Which brings us to an important point in the final part of the film: Vlad Voiculescu’s dad calls him after the election and tells him that the Romanian society is blind, hopeless and change won’t happen for the next 60 years. It was such a critical moment. I meet many young people who empathise with these words. Countries are led by selfish, narcissistic leaders forcing younger people to emigrate. Is this something that Romania experiences and does the government interpret this as a betrayal?
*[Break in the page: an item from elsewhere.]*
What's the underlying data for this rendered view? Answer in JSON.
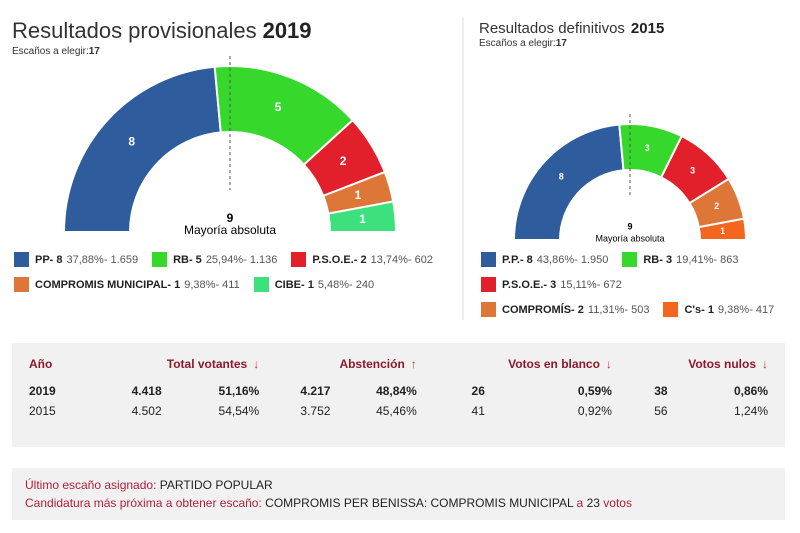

That’s the main theme in many families. We grew up here, but should we leave, when should we leave, should we take our kids to this country [or that one]. What Vlad’s father says is interesting because he addresses a main issue of the people in Romania. However, when one says that the people who are leaving betray their own countries, I would answer that the generation before them betrayed the country because they didn’t change anything. They should have stood up for the truth to not accept corruption and compromises, and to prepare society for the children when they want them to prosper. The only smart way for young people, if they want to achieve something, is to get out. That’s the only way to learn and see other forms of society. Later, they can still come back and contribute. If you’re in the same bucket of shit, then you do not have anybody to learn from. The biggest issue seen in Romania is that even in universities, education is horrible. People who own a professor’s title are either old – who have no connections to the real world, have nothing to teach, and are used to corruption – or they are children, who put nothing down on the table, yet became professors. I teach in international film schools and I’ve never seen another country like Romania where people who have no career or experience lead sections of the art schools. The kids having not done a single thing suddenly become directors of departments and heads of universities.
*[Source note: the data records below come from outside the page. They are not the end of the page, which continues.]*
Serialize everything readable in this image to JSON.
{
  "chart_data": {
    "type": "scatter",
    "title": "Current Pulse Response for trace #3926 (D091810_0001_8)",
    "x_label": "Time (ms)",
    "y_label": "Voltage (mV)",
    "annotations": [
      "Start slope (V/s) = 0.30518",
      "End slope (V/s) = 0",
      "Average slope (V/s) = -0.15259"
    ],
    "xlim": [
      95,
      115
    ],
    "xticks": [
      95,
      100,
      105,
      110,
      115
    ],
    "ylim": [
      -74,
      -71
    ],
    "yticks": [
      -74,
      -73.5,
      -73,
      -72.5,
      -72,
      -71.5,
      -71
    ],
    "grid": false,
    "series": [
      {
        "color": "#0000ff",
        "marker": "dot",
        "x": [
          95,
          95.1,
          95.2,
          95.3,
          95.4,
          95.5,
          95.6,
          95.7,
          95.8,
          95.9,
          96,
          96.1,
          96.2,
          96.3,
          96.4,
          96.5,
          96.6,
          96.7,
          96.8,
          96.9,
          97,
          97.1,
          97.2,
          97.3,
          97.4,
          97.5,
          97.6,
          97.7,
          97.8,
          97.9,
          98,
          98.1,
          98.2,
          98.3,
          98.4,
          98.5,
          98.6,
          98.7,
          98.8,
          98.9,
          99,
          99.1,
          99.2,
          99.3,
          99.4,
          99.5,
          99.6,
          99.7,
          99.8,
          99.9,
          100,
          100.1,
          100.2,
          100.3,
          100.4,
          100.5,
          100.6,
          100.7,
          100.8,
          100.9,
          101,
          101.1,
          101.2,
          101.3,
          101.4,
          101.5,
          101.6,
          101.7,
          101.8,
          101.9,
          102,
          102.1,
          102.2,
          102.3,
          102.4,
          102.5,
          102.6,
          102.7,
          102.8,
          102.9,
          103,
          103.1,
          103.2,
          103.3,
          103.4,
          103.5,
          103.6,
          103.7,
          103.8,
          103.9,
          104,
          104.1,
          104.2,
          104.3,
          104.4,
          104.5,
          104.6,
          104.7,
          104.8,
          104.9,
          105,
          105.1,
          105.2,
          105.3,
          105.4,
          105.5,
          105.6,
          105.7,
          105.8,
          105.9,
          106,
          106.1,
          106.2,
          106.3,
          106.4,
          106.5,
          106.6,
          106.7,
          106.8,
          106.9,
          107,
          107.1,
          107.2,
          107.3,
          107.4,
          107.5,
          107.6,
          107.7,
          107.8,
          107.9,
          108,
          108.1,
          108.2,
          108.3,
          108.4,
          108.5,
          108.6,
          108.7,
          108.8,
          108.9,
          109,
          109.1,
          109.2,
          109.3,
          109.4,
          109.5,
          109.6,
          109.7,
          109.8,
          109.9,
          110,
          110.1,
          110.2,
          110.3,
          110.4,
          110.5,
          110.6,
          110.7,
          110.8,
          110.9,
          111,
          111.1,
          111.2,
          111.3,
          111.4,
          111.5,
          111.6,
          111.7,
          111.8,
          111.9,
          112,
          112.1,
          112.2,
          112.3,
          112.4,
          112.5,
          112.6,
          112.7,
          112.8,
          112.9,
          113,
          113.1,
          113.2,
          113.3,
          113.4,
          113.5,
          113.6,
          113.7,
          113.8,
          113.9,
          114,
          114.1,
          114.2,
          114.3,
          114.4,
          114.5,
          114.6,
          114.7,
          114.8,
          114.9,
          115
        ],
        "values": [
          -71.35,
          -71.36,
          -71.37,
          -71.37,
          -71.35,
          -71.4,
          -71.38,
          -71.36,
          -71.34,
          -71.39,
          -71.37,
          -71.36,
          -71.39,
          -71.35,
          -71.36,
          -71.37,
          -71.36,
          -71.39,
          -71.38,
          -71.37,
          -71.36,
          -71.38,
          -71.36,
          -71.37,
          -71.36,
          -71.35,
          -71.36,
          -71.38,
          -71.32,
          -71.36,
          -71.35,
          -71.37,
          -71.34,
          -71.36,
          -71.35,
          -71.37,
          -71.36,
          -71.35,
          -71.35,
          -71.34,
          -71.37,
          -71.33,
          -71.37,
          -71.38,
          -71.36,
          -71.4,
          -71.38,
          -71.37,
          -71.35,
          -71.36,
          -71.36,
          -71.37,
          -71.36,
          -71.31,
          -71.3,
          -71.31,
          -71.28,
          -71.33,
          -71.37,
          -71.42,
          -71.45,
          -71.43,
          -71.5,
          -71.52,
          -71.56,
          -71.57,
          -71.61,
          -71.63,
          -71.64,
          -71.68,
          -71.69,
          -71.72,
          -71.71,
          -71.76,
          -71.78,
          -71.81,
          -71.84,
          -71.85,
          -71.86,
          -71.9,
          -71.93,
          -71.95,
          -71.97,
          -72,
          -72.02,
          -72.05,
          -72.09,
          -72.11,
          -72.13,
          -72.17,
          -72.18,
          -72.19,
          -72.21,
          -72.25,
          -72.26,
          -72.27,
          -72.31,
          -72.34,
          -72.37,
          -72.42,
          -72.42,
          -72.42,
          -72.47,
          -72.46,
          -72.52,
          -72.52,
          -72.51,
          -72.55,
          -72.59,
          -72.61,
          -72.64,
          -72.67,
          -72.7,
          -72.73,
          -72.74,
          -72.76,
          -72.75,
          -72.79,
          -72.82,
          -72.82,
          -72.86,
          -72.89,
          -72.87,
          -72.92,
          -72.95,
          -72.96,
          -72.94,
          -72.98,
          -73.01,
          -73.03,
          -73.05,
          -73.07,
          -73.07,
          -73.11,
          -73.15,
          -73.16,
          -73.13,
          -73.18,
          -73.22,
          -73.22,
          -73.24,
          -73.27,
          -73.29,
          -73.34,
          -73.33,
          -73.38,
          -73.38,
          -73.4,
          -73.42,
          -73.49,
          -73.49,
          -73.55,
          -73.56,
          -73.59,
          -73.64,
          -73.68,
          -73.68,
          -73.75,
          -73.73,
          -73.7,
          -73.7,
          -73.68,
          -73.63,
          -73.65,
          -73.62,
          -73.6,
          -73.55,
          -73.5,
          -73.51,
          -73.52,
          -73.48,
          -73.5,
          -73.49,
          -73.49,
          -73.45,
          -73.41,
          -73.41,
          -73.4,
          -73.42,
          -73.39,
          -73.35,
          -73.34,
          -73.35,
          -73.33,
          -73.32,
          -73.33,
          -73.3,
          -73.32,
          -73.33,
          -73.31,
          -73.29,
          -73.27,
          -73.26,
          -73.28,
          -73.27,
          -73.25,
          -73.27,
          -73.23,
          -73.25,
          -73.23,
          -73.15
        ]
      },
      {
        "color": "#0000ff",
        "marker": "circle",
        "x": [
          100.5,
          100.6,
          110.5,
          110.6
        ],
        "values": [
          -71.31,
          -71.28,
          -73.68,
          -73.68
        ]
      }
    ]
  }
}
They haven’t climbed the ladder.
They had the right parents to put them there.
Have you met anyone during the project, a survivor perhaps, who gives you hope for the future to break through the noise? Tedy Ursuleanu seems to be a good candidate.
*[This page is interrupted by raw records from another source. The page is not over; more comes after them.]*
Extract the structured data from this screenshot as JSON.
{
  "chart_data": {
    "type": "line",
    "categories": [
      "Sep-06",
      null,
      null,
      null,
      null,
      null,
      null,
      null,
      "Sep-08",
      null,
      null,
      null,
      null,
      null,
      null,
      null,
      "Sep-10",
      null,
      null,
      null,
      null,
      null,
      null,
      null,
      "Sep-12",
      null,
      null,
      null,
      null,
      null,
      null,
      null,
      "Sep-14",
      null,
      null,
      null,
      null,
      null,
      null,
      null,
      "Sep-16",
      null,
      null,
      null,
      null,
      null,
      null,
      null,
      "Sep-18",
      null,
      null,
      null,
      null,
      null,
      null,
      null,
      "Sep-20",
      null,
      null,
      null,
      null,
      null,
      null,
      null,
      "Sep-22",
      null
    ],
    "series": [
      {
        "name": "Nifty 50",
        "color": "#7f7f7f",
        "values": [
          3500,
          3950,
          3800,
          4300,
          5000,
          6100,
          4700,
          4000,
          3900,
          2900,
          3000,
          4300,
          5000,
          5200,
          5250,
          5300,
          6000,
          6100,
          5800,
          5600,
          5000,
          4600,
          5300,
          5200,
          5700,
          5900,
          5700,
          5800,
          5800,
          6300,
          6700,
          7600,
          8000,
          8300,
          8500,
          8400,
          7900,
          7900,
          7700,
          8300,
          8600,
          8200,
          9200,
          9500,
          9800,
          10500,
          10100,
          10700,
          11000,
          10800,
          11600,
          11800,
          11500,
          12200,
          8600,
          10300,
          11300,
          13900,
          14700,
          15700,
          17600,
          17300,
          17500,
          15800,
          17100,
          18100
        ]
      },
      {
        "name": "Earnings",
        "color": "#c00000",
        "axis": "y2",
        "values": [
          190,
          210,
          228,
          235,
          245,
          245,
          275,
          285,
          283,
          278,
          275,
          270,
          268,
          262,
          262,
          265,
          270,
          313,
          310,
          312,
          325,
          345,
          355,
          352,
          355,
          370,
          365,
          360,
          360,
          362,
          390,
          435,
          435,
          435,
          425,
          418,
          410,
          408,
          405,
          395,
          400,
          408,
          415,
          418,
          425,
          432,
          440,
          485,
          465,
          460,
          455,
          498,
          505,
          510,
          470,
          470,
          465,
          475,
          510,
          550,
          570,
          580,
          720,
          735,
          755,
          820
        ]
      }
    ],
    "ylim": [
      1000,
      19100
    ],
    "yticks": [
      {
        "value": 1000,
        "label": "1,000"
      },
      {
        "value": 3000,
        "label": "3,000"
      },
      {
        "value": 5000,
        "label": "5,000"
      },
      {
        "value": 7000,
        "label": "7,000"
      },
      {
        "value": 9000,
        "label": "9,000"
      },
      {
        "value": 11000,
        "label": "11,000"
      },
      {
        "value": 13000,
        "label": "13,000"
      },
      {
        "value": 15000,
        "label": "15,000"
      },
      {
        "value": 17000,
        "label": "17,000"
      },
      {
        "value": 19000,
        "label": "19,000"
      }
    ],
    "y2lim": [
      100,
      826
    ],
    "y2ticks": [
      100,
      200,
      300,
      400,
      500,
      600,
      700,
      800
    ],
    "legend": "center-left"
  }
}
Yes. There was one of our collaborators in the club who was leading the team that filmed the concert, which is at the beginning of the film. For the past year, he has been working in the Ministry of Health to help reform everything linked to burnt patients. People get involved.
Do you think there should be anyone held accountable for a scandal of this size? How do you break this cycle of mismanagement?
You can only break it if you have a system that works. If there is no accountability, then there is no evolution in society. These people keep repeating these scandals. Since the Collective case, no politician or hospital manager who lied that they can treat the patients were asked to attend court. The owners of the company who sold the disinfectants are walking free, and so is the hospital manager. The case is still not solved in court, which means that the victims did not receive any compensation. Nobody was found guilty. With a corrupt system, you can’t change society.
Corruption keeps getting stronger and there are fewer remaining solutions. Once they go too far, we can’t turn it around. All these new parties give hope, but they are not as strong as the corruption that has embedded itself into the country.
Not yet, but I believe that because they are a good example of how things can be done differently, hopefully the public will re-elect them.